The presentation discusses a proposal for a detection method using a combination of signature-based and machine learning processes for real-time detection of attacks in a domain controller environment.
- The proposed method uses a combination of signature-based and machine learning processes to reduce false positives and achieve a precision rate of 90%
- The method was implemented using Elastic Stack, an open-source product for correcting and visualizing event orders
- The demonstration scenario involves an attacker accessing a domain controller using a compromised domain administrator account and executing suspicious commands
- The proposed method can detect attacks even in difficult situations where legitimate accounts and Windows commands are abused
- The authors plan to analyze the appendix of client computers for further investigation and have published their detection tools on Github
The demonstration scenario involves an attacker accessing a domain controller using a compromised domain administrator account and executing suspicious commands. The proposed method was able to detect the attack and send email notifications to security operators with important information such as the executed process name and compromised IP address and account, allowing for quick response to the incident.

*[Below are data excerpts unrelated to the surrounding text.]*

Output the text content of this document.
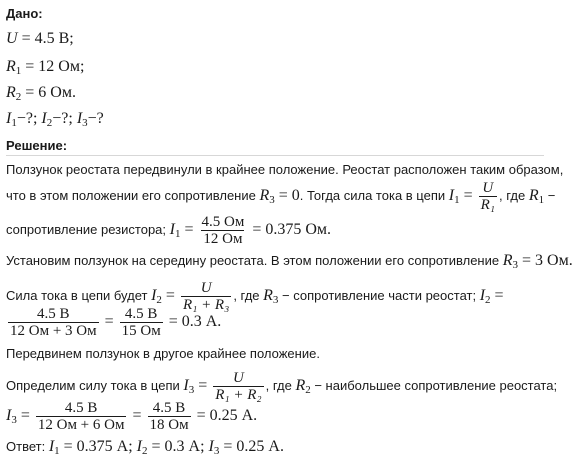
Дано:
U = 4.5 В;
$R_1 = 12$ Ом;
$R_2 = 6$ Ом.
$I_1-$?; $I_2-$?; $I_3-$?
Решение:
Ползунок реостата передвинули в крайнее положение. Реостат расположен таким образом,
что в этом положении его сопротивление $R_3 = 0$. Тогда сила тока в цепи $I_1 = \frac{U}{\text{R₁}}$ , где $R_1$ −
сопротивление резистора; $I_1 = \frac{4.5 Ом}{12 Ом} = 0.375$ Ом.
Установим ползунок на середину реостата. В этом положении его сопротивление $R_3 = 3$ Ом.
Сила тока в цепи будет $I_2 = \frac{U}{\text{R₁ + R₃}}$ , где $R_3$ − сопротивление части реостат; $I_2$ =
$\frac{4.5 В}{12 Ом + 3 Ом} = \frac{4.5 В}{15 Ом} = 0.3$ А.
Передвинем ползунок в другое крайнее положение.
Определим силу тока в цепи $I_3 = \frac{U}{\text{R₁ + R₂}}$ , где $R_2$ − наибольшее сопротивление реостата;
$I_3 = \frac{4.5 В}{12 Ом + 6 Ом} = \frac{4.5 В}{18 Ом} = 0.25$ А.
Ответ: $I_1 = 0.375$ А; $I_2 = 0.3$ А; $I_3 = 0.25$ А.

In Advanced Persistent Threat (APT) attacks, attackers tend to target the Active Directory to expand infections. Attackers try to take over Domain Administrator privilege and create a backdoor called "Golden Ticket" which can disguise themselves as arbitrary legitimate accounts, in order to obtain long-term administrator privilege. However, detecting attacks using this method is quite difficult since attackers often leverage legitimate accounts and commands, which are not identified as anomaly.We will introduce a real-time detection method for attack activities leveraging Domain Administrator privilege including Golden Tickets by using Domain Controller Event logs. If we can detect attack activities with Domain Administrator privilege immediately, the damage can be minimized.Our proposed method consists of the following steps to reduce false detection rate and help immediate response.Step1 (Signature based detection): Firstly, analyze Event logs focusing on the characteristics of the attack activities.Step2 (Machine Learning): Analyze with anomaly detection using unsupervised machine learning and detect suspicious commands as outlier which attackers tend to use.Step3 (Real-time alert): If attack activities are detected, raise real-time alert using Elastic Stack.We have developed a tool for detection and published on GitHub. We also show the specific algorithm of the proposed method and how to implement the method. The method can be easily implemented, and help immediate response to attacks.